San Francisco Department of the Environment

Pest Prevention By Design Guidelines Released

Next time you consider whipping out a can of bug spray to wipe out a line of ants in your kitchen, think again. While you may kill every ant in sight, chances are the spray will barely phase the immense ant colony living under your house. You will probably wake up the next morning to see another stream of ants going about their business, maybe after those forgotten food scraps under the refrigerator. You ask yourself, is re-applying toxic spray in your kitchen each day the most effective solution?

The silver bullet promised by pesticides cannot last:  Pests become resistant to the chemicals, requiring greater and greater amounts for the same effect. Predators—species we traditionally rely on to balance the ecosystem— become decimated by the pesticides, resulting in even more extreme outbreaks of pests.

Taking a fresh approach
SF Environment’s Integrated Pest Management program developed a set of guidelines to design pests out of structures. The idea is to reduce the amount of chemicals released into the environment, improve indoor air quality by reducing or eliminating the need to apply chemicals inside, and more effectively manage pests by designing them out of buildings in the first place. Following these guidelines will also save building owners money by reducing damage to buildings and costs for pest control services. 
 

Introducing Pest Prevention by Design Guidelines
SF Environment’s Pest Prevention by Design Guidelines target the source, rather than the symptom, of pest infestations. 

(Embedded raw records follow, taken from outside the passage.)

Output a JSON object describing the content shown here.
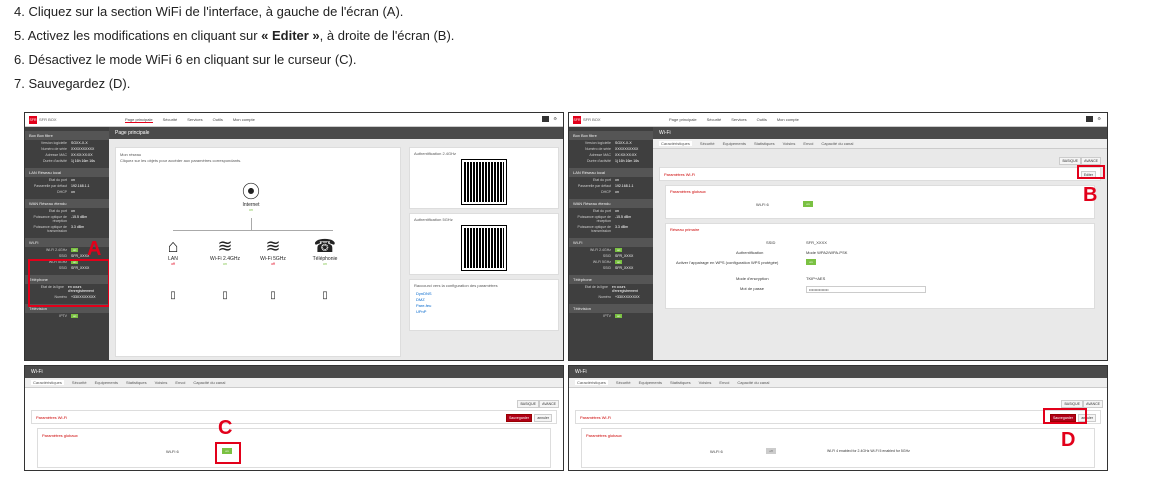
{
  "steps": [
    {
      "num": "4.",
      "text": "Cliquez sur la section WiFi de l'interface, à gauche de l'écran (A)."
    },
    {
      "num": "5.",
      "text_before": "Activez les modifications en cliquant sur ",
      "bold": "« Editer »",
      "text_after": ", à droite de l'écran (B)."
    },
    {
      "num": "6.",
      "text": "Désactivez le mode WiFi 6 en cliquant sur le curseur (C)."
    },
    {
      "num": "7.",
      "text": "Sauvegardez (D)."
    }
  ],
  "markers": {
    "a": "A",
    "b": "B",
    "c": "C",
    "d": "D"
  },
  "topbar": {
    "logo": "SFR",
    "logo_text": "SFR BOX",
    "nav": [
      "Page principale",
      "Sécurité",
      "Services",
      "Outils",
      "Mon compte"
    ]
  },
  "sidebar": {
    "box": "Box  Box fibre",
    "lan": "LAN  Réseau local",
    "wan": "WAN  Réseau étendu",
    "wifi": "Wi-Fi",
    "tel": "Téléphone",
    "tv": "Télévision",
    "box_rows": [
      [
        "Version logicielle",
        "SGXX-X-X"
      ],
      [
        "Numéro de série",
        "XXXXXXXXXX"
      ],
      [
        "Adresse MAC",
        "XX:XX:XX:XX"
      ],
      [
        "Durée d'activité",
        "1j 16h 16m 16s"
      ]
    ],
    "lan_rows": [
      [
        "Etat du port",
        "on"
      ],
      [
        "Passerelle par défaut",
        "192.168.1.1"
      ],
      [
        "DHCP",
        "on"
      ]
    ],
    "wan_rows": [
      [
        "Etat du port",
        "on"
      ],
      [
        "Puissance optique de réception",
        "-15.5 dBm"
      ],
      [
        "Puissance optique de transmission",
        "3.3 dBm"
      ]
    ],
    "wifi_rows": [
      [
        "Wi-Fi 2.4GHz",
        "on"
      ],
      [
        "SSID",
        "SFR_XXXX"
      ],
      [
        "Wi-Fi 5GHz",
        "on"
      ],
      [
        "SSID",
        "SFR_XXXX"
      ]
    ],
    "tel_rows": [
      [
        "Etat de la ligne",
        "en cours d'enregistrement"
      ],
      [
        "Numéro",
        "+33XXXXXXXX"
      ]
    ],
    "tv_rows": [
      [
        "IPTV",
        "on"
      ]
    ]
  },
  "home": {
    "title": "Page principale",
    "net_title": "Mon réseau",
    "net_desc": "Cliquez sur les objets pour accéder aux paramètres correspondants.",
    "internet": "Internet",
    "internet_state": "on",
    "devices": [
      {
        "label": "LAN",
        "state": "off",
        "icon": "house-icon"
      },
      {
        "label": "Wi-Fi 2.4GHz",
        "state": "on",
        "icon": "wifi-icon"
      },
      {
        "label": "Wi-Fi 5GHz",
        "state": "off",
        "icon": "wifi-icon"
      },
      {
        "label": "Téléphonie",
        "state": "on",
        "icon": "phone-icon"
      }
    ],
    "qr1": "Authentification 2.4GHz",
    "qr2": "Authentification 5GHz",
    "links_title": "Raccourci vers la configuration des paramètres",
    "links": [
      "DynDNS",
      "DMZ",
      "Pare-feu",
      "UPnP"
    ]
  },
  "wifi": {
    "title": "Wi-Fi",
    "tabs": [
      "Caractéristiques",
      "Sécurité",
      "Equipements",
      "Statistiques",
      "Voisins",
      "Envoi",
      "Capacité du canal"
    ],
    "basic": "BASIQUE",
    "advanced": "AVANCE",
    "params": "Paramètres Wi-Fi",
    "global": "Paramètres globaux",
    "wifi6": "Wi-Fi 6",
    "on": "on",
    "off": "off",
    "edit": "Editer",
    "save": "Sauvegarder",
    "cancel": "annuler",
    "primary": "Réseau primaire",
    "ssid_label": "SSID",
    "ssid": "SFR_XXXX",
    "auth_label": "Authentification",
    "auth": "Mode WPA2/WPA-PSK",
    "wps_label": "Activer l'appairage en WPS (configuration WPS protégée)",
    "enc_label": "Mode d'encryption",
    "enc": "TKIP+AES",
    "pwd_label": "Mot de passe",
    "pwd": "••••••••••••••",
    "info": "Wi-Fi 4 enabled for 2.4GHz Wi-Fi 5 enabled for 5GHz"
  },
  "colors": {
    "accent": "#e2001a",
    "ok": "#7ac142",
    "dark": "#4a4a4a"
  }
}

These new guidelines can be applied to nearly all structures in a city, including homes, office buildings, parks, and restaurants. For example, where a restaurant owner may traditionally address a rat infestation with rat poison, the pest prevention guidelines would recommend sealing the gap in the door frame that let the animals enter in the first place, putting a better lid on the dumpster out back, or removing the English ivy patch in the backyard (a preferred rat habitat).  To get rid of any rats that are currently in a building, SF Environment recommends the use of traps, not baits, given the harmful effects that rat poison can have on an entire ecosystem (see our Don’t Take the Bait campaign).

Pest Prevention Guidelines: The Next Addition to Green Building?
Now that these guidelines have been created, the next step is to integrate them into building designs and retrofits. Because these guidelines reduce the amount of toxic chemicals sent into the environment and promote indoor air quality, they are prime candidates for inclusion in green building standards such as LEED.